Posted on Jul 15, 2023

There’s a reason why fast food is called “fast food”—customers expect to get their meals in a speedy manner, which means that employees must be on their toes to ensure that these expectations are met.

This often means that employees will be stuck multitasking several job duties—no easy feat, especially in an industry that has long been known for overworking its employees and one that is still notoriously experiencing a labor shortage.

A Del Taco worker named Jai (@jaila_aa) posted a viral TikTok that’s accrued over 410,000 views where she called out customers who disregard the multiple job duties a worker is currently doing—and still attempt to receive service despite the fact that they’re busy.

@jaila_aa doing 2 tasks as it is, think i want 3? 🤨#ordertaker #cashier #getsomebodyelsetodoit ♬ original sound – KeyÆmirra🫶🏾🔑💚

Jai writes in a text overlay of the video as she works behind the counter, “Me to the line customers on front counter because I’m cashier, drink maker, & not doing a extra jobs.”

She adds in a caption, “Doing 2 tasks as it is, think I want 3?”

Judging from the comments under Jai’s video, it seems a number of other TikTok users who work in the food service industry have experienced the same customer behavior.

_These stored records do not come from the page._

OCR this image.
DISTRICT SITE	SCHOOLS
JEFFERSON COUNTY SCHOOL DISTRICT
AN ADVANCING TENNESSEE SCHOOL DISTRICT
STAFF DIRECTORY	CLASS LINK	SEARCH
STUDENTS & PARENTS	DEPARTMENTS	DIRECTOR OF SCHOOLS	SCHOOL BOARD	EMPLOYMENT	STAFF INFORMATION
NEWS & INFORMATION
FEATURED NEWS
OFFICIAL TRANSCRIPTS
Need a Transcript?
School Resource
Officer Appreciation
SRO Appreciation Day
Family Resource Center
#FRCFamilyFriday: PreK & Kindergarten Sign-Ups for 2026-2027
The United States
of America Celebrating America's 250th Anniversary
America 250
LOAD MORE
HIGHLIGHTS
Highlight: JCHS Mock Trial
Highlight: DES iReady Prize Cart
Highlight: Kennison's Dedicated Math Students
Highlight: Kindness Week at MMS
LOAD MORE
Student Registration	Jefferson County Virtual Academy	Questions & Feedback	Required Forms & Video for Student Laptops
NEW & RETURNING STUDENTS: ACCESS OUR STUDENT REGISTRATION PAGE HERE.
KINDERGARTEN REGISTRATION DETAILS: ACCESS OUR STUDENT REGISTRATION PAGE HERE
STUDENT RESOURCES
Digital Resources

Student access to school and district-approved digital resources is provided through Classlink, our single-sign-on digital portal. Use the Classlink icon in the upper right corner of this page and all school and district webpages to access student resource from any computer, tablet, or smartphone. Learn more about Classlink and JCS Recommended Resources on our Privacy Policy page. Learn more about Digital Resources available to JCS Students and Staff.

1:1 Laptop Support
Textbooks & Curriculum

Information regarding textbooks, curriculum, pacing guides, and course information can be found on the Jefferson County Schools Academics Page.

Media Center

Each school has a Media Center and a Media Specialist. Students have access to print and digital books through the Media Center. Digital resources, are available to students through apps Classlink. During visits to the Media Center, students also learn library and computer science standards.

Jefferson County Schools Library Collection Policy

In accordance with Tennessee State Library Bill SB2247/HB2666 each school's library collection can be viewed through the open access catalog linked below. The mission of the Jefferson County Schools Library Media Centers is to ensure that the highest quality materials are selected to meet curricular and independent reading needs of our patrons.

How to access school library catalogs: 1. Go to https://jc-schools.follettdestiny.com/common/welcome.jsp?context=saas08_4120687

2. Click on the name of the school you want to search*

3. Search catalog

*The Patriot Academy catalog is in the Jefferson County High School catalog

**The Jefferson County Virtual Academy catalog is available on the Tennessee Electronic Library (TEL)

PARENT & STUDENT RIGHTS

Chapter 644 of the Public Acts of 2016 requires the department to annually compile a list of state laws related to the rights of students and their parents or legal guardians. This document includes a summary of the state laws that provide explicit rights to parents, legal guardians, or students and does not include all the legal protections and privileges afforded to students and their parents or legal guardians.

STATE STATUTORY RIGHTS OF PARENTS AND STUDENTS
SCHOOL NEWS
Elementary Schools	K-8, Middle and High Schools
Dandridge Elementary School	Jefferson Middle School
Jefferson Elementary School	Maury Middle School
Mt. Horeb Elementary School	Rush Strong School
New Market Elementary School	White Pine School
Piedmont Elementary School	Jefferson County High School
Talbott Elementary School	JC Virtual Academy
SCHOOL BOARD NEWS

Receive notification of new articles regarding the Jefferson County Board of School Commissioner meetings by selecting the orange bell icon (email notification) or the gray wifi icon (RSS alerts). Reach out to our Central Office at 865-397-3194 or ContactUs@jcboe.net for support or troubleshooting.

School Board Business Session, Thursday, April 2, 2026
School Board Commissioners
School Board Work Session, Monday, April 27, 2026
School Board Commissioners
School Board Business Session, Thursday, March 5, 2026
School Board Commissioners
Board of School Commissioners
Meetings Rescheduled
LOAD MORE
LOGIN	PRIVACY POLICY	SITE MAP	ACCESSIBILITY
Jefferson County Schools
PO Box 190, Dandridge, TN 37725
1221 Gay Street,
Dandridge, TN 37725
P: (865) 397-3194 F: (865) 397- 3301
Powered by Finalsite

The biggest gripe appeared to be with customers who can’t seem to take the hint that a worker can’t tend to their needs while they’re fulfilling other duties.

One user wrote, “And when you have to pass the front counter too and they stare you down.”

Another said they couldn’t understand why customers would wait to get their attention to place an order when the self-service station is right in front of them.

“Or when the kiosk is in their FACE,” they said.

This was a sentiment echoed by another user who shared, “USE THE KIOSK INSTEAD OF WAITING LIKE DAMN.”

Others highlighted just how hectic working in food service can be.

“Me taking orders, cashing out, making the drinks, and handing out the oder all by myself in drive,” a user said.

One user on the platform said some guests are snarky when they should be able to clearly see that they’re in the middle of doing a ton of work.

“They be having the audacity to lean over the counter asking if anybody work here… i js be ignroing them,” the user commented.

“I pretend like I don’t see them because ik you see me not over there so why are you looking for me,” another wrote.

According to survey statistics published by Kuru, food service industry workers, when asked how they felt about their jobs, used language that probably wouldn’t be used on a hiring breakdown. 37% remarked that they were “stressed” working in the industry, while 34% said they were “overworked” and 32% replied they were “exhausted.”

And while a number of industries have bounced back from staffing shortages that occurred as a result of the COVID-19 pandemic, there are still concerns over understaffing in a variety of restaurants well into 2023.

These staffing woes can lead to employee burnout, as workers will often have to juggle various duties or put in more hours each work to ensure their respective places of business are up and running.

The Daily Dot has reached out to Del Taco and Jai via email for further comment.